My entire geography of the country is based upon regional malls. If you can tell me where you shopped growing up, or shop now, I have a pretty good feel for where you are from. But, home to me is Atlanta (Northpoint Mall) and Philadelphia (Neshaminy and Springfield Malls). Lenox Square and the King of Prussia complex are two of the more successful properties in the Atlanta and Philadelphia markets, respectively. Both of these properties began their existences as open air centers before becoming enclosed. Both had supermarkets when they opened.
As you are probably aware, supermarkets were one of those uses that became 「prohibited uses」 in regional mall leases because they were parking hogs. Along with other uses like health clubs, education and residential, landlords, department stores and inline tenants did not want certain uses in the center.
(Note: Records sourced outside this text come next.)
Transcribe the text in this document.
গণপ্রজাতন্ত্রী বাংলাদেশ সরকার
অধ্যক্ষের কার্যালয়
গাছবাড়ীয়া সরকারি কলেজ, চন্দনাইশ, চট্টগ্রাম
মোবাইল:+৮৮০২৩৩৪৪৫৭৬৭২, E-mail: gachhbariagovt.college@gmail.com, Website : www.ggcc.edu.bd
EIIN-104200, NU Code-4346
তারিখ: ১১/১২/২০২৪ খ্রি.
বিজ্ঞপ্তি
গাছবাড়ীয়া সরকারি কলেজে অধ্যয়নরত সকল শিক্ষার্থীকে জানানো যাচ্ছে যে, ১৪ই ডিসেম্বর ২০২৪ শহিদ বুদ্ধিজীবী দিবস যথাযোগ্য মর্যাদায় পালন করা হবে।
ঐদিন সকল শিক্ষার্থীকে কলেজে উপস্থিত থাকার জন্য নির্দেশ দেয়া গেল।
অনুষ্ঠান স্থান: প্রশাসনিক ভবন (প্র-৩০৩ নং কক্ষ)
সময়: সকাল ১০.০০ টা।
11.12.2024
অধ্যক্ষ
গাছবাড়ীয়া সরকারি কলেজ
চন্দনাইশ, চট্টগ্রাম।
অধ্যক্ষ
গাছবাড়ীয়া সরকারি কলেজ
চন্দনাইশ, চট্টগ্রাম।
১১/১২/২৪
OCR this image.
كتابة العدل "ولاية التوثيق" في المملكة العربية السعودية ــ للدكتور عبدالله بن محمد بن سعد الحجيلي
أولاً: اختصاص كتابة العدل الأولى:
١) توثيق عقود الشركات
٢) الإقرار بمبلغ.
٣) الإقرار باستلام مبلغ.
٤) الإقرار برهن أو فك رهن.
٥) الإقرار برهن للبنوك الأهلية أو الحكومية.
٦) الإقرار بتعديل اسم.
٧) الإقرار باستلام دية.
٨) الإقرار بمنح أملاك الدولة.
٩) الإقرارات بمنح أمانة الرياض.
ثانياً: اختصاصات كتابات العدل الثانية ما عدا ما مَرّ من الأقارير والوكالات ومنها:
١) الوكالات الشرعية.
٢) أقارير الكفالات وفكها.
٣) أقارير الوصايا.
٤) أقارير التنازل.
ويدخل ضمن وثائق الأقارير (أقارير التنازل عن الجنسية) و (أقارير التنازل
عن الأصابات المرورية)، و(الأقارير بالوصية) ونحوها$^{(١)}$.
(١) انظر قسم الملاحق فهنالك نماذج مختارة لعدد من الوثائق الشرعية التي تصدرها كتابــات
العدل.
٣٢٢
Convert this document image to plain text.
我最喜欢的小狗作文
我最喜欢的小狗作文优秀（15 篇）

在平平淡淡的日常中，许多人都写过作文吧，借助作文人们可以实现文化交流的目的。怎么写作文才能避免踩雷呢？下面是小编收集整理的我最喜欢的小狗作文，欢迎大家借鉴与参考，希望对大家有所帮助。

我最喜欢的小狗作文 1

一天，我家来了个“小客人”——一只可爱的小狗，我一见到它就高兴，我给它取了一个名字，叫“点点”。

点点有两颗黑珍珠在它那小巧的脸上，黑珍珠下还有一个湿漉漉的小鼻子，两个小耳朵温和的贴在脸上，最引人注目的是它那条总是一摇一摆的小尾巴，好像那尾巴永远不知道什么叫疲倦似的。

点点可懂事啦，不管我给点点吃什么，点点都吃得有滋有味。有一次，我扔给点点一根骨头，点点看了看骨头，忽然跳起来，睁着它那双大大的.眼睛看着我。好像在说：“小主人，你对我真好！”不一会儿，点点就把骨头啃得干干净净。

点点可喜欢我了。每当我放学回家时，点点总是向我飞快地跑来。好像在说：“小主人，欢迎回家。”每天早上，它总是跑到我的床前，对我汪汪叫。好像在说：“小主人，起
But, look at where we are headed today.
Natick Mall in suburban Boston incorporated residential a few years back, and now has Wegmans replacing a Penney. Uses that had once been strictly forbidden are being welcomed. Supermarkets are being incorporated into malls around the county. It’s not death, it is evolution.
I go to many ICSC events, either as an attendee or as faculty. The education, advocacy, connections, experiences and opportunities facilitated by organization are invaluable. At ICSC’s Spring Convention (RECon) in 2015, I attended a breakfast roundtable led by Bill Taubman, CEO of Taubman, an owner that owns many of the best malls in the country. My takeaway from that roundtable was that Taubman was working on generating value from retailers because studies continued to show that online sales were much higher in areas where tenants had a bricks and mortar presence than in areas where they had none. And at this year’s University of Shopping Center, I had the benefit of sitting with Dia Lim, a manager in the Philippines. Her company is a leading owner of malls – really mixed use properties – in the Philippines. (As she proudly put it, not 「a」 leading owner, but 「the」 leading owner!) Because the Philippines retail environment developed decades after ours, they had the opportunity to learn from our mistakes and were able to develop more master planned properties (malls, office, residential, education, etc.) rather than focusing exclusively on the tenant mix within the properties. It seems now that we have the opportunity to learn a little from them.
I have rambled. But, in my opinion, just as the television did not signal the death of the theater, online is not the death of bricks and mortar. Pulling a word from my high school biology class, online and bricks and mortar have something of a symbiotic relationship. Each may benefit from the other.
It truly is not the death of malls or shopping centers. It is a continued evolution.